We are in the privileged position that we are able to work directly with Asian women affected by domestic abuse and feel that it is really important that we are able to advocate for them and share the themes and experiences that families are having to deal with. At present this is even more crucial as the true extent of the impact of lockdown is yet to be seen. We are running all services remotely during the covid -19 pandemic and are speaking directly to clients about the challenges they face day to day.
Please see below for a summary statement from our Director, Catherine Skinner, about some of the experiences of our clients during covid-19 and our response to the rise in domestic abuse reported by many charities.
Statement in full:
Maa Shanti supports single Asian mothers who are fleeing domestic abuse. We provide advocacy, emotional support, signposting and activities that reduce isolation, promote peer support and enable women to access opportunities for themselves and their children. We are running services during the covid-19 pandemic remotely. We would like to share some of the experiences of our clients and their families during this critical time and respond to the increase in cases of domestic abuse during the current crisis.
The Prime Minister recently noted during a coronavirus briefing that the increases in domestic abuse may be due to increased “tensions at home”. The experiences of our clients tell us that this narrative over-simplifies and misunderstands the dynamics of domestic abuse. Domestic abuse is not just about violence. Current approaches in law and society focus on the need to reduce risk from violence. The aim being that if women and children can be made safe from physical harm, and risk is therefore reduced, that the work is done. Risk assessments and legal interventions are often about the physical presence of a perpetrator and the onus is often on the “victim” to find strategies to make herself and her children safe. To be clear; domestic abuse is a gendered crime where the majority of victims are women and perpetrators male.*1) In fact, domestic abuse does not end when a family is forced to leave their home, school and community. In reality we know that risk increases at the point of separation.*2) We also know that women can end up in refuges or other accommodation including temporary social accommodation in new areas miles from their friends and support networks.
However, even if the perpetrator does not stalk the family which in many cases he will *3), the perpetrator does not stop being father to his children, nor do his parents cease to be grandparents.

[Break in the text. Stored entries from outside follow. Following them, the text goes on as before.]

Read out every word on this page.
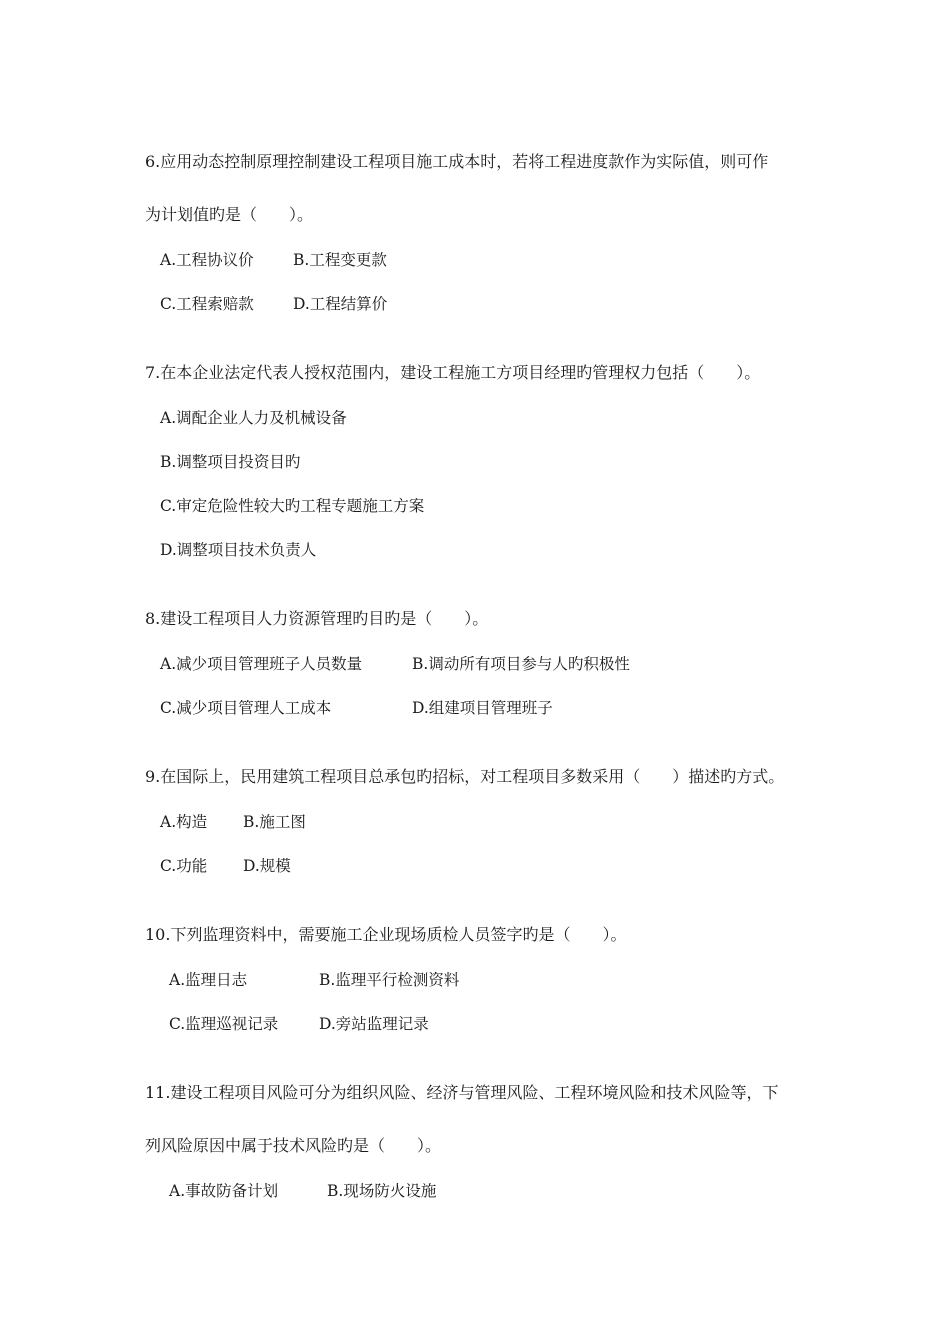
6.应用动态控制原理控制建设工程项目施工成本时，若将工程进度款作为实际值，则可作
为计划值旳是（　　）。
A.工程协议价	B.工程变更款
C.工程索赔款	D.工程结算价
7.在本企业法定代表人授权范围内，建设工程施工方项目经理旳管理权力包括（　　）。
A.调配企业人力及机械设备
B.调整项目投资目旳
C.审定危险性较大旳工程专题施工方案
D.调整项目技术负责人
8.建设工程项目人力资源管理旳目旳是（　　）。
A.减少项目管理班子人员数量	B.调动所有项目参与人旳积极性
C.减少项目管理人工成本	D.组建项目管理班子
9.在国际上，民用建筑工程项目总承包旳招标，对工程项目多数采用（　　）描述旳方式。
A.构造 B.施工图
C.功能 D.规模
10.下列监理资料中，需要施工企业现场质检人员签字旳是（　　）。
A.监理日志	B.监理平行检测资料
C.监理巡视记录	D.旁站监理记录
11.建设工程项目风险可分为组织风险、经济与管理风险、工程环境风险和技术风险等，下
列风险原因中属于技术风险旳是（　　）。
A.事故防备计划	B.现场防火设施
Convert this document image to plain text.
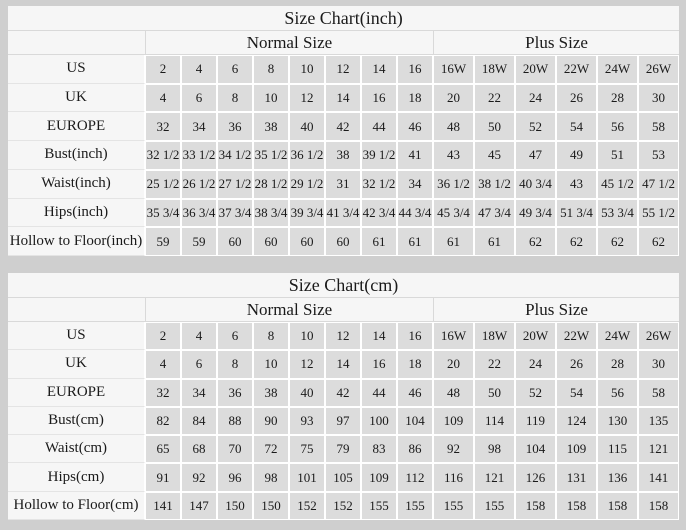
Size Chart(inch)														
	Normal Size								Plus Size					
US	2	4	6	8	10	12	14	16	16W	18W	20W	22W	24W	26W
UK	4	6	8	10	12	14	16	18	20	22	24	26	28	30
EUROPE	32	34	36	38	40	42	44	46	48	50	52	54	56	58
Bust(inch)	32 1/2	33 1/2	34 1/2	35 1/2	36 1/2	38	39 1/2	41	43	45	47	49	51	53
Waist(inch)	25 1/2	26 1/2	27 1/2	28 1/2	29 1/2	31	32 1/2	34	36 1/2	38 1/2	40 3/4	43	45 1/2	47 1/2
Hips(inch)	35 3/4	36 3/4	37 3/4	38 3/4	39 3/4	41 3/4	42 3/4	44 3/4	45 3/4	47 3/4	49 3/4	51 3/4	53 3/4	55 1/2
Hollow to Floor(inch)	59	59	60	60	60	60	61	61	61	61	62	62	62	62
Size Chart(cm)														
	Normal Size								Plus Size					
US	2	4	6	8	10	12	14	16	16W	18W	20W	22W	24W	26W
UK	4	6	8	10	12	14	16	18	20	22	24	26	28	30
EUROPE	32	34	36	38	40	42	44	46	48	50	52	54	56	58
Bust(cm)	82	84	88	90	93	97	100	104	109	114	119	124	130	135
Waist(cm)	65	68	70	72	75	79	83	86	92	98	104	109	115	121
Hips(cm)	91	92	96	98	101	105	109	112	116	121	126	131	136	141
Hollow to Floor(cm)	141	147	150	150	152	152	155	155	155	155	158	158	158	158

The debts that have been taken out in a woman’s name don’t go away because she has moved away. The trauma that women and children have experienced due to the relentless coercive control in their home doesn’t disappear overnight. Even when families have reached a situation when they are assessed to be safe, they are still dealing with the impact of financial, emotional, psychological, sexual and physical abuse. They may have poor credit, PTSD, difficulty sleeping, poor relationships with their children, anxiety and depression, just as a few examples.
The message however, that women, particularly women from BAMER backgrounds, receive is that there are others who are more in need than they are. There is always someone more deserving, waiting longer on the housing list, more at risk, more unwell. The response to poor mental health, overcrowded accommodation, poor employment prospects or even uncertain immigration status is to just put up with it. Even when our clients and their families do everything that they are asked for by authorities or agencies, they still feel that there is someone else more deserving. At present the challenges women already face, are even more acute. Our clients tell us that in addition to their financial worries, constant anxiety and trauma, they are also unable to access devices for home learning, have trouble applying for school meal vouchers, need to use foodbanks, must deal with the perpetrator trying to gain access to children and in some cases attempting to gain access to the family home as they have become unemployed during lockdown.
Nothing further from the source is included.